Have you been following this controversy surrounding some confidential documents swiped from Twitter and sent to the folks at TechCrunch? The site's editors have been engaging in a discussion over ethics, specifically whether or not to post these "stolen" documents.
For what it's worth, this is a discussion that mainstream news outlets have been having for generations. If I were part of those discussions, I'd skip anything in those documents that has no value - such as a document that does nothing more than embarrass someone. But I would definitely consider posting information about business strategies, revenue projections and so on - after confirming their authenticity.
It's unfortunate that a hacker was able get his hands on these documents and pass them along. But as a journalist, I'm less interested in how these documents were obtained and more interested in their validity. Anonymous sources regularly feed information to news agencies - anyone who reads the Wall Street Journal knows that.
With all of that said, my reason for chiming in here is not about the documents, but rather the blame game. In particular, I take exception with the idea that Google - which was storing the documents on the cloud - is somehow responsible for this hack. In the comments section of his original post on this subject, TechCrunch editor Michael Arrington writes:
the original security hole seems to be Google, via Google Apps for your Domain. Some passwords were guessed and things started to fall apart from there. Most (or all) of these documents were downloaded from Google’s servers.
Then, in a subsequent post, where he tries to justify why he is considering posting some of the documents, he writes:
It’s not our fault that Google has a ridiculously easy way to get access to accounts via their password recovery question. It’s not our fault that Twitter stored all of these documents and sensitive information in the cloud and had easy-to-guess passwords and recovery questions...
hopefully this situation will encourage Google and Google users to consider more robust data security policies in the future.
Sure, maybe Google could come up with a better password-recovery system - but this isn't Google's fault. Bottom line: Twitter used an easy-to-guess password and recovery question. That's how the hacker was able to get in - not because Google has some sort of security hole.

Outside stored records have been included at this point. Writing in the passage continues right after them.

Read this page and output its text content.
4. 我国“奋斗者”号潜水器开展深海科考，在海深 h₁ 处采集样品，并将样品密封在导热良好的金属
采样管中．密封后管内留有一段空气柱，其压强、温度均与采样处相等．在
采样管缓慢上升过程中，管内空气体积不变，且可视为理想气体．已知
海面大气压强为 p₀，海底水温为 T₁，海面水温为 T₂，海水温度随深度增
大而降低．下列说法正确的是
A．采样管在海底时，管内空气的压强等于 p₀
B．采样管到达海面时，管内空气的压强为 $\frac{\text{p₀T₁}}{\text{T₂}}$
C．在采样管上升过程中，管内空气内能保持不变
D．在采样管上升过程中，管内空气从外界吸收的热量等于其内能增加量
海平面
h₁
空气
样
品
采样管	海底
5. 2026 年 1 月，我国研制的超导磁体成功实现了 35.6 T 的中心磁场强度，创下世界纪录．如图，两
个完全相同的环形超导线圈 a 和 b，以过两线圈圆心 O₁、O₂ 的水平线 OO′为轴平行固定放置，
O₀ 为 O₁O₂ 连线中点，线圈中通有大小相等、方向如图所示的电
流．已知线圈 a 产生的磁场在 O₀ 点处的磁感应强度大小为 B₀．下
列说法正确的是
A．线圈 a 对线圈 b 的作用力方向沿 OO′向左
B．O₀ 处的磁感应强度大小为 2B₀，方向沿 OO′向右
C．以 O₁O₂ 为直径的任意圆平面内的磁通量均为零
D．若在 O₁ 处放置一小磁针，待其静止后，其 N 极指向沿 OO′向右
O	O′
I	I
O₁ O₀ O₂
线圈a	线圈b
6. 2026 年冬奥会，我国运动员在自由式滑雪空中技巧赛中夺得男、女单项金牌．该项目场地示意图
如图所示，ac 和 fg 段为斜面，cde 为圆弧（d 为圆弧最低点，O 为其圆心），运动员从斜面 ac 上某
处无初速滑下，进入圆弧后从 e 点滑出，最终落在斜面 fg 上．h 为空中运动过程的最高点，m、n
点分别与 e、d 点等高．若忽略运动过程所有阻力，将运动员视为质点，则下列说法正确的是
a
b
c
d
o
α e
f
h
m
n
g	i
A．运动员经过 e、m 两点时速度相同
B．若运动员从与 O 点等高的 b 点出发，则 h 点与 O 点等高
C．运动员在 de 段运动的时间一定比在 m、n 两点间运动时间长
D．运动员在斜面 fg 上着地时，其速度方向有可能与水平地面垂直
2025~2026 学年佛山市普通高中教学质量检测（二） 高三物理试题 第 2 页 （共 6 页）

On my personal accounts, I use a password that's not only easy for me to remember but, more importantly, pretty much impossible for anyone to guess - unless, of course, you have some sort of inside knowledge into details of my childhood that even my own mother probably wouldn't guess. Even with my work accounts, I regularly have to change passwords and follow their rules on the use of numbers, letters, symbols and so on as a means of keeping the network secure. From what I can tell, that process - albeit somewhat inconvenient at time - is effective.
So, let's just leave Google and the cloud out of this debate. The finger of blame points in one direction and one direction only: Twitter.
updated: In a blog post, Twitter co-founder Biz Stone addresses the hack and offers users an explanation as to how this happened. It's worth noting one specific line in his post: "This attack had nothing to do with any vulnerability in Google Apps which we continue to use."
Thanks for the update, Biz. I'm glad you included a line in your post about Google. It was the right thing to do.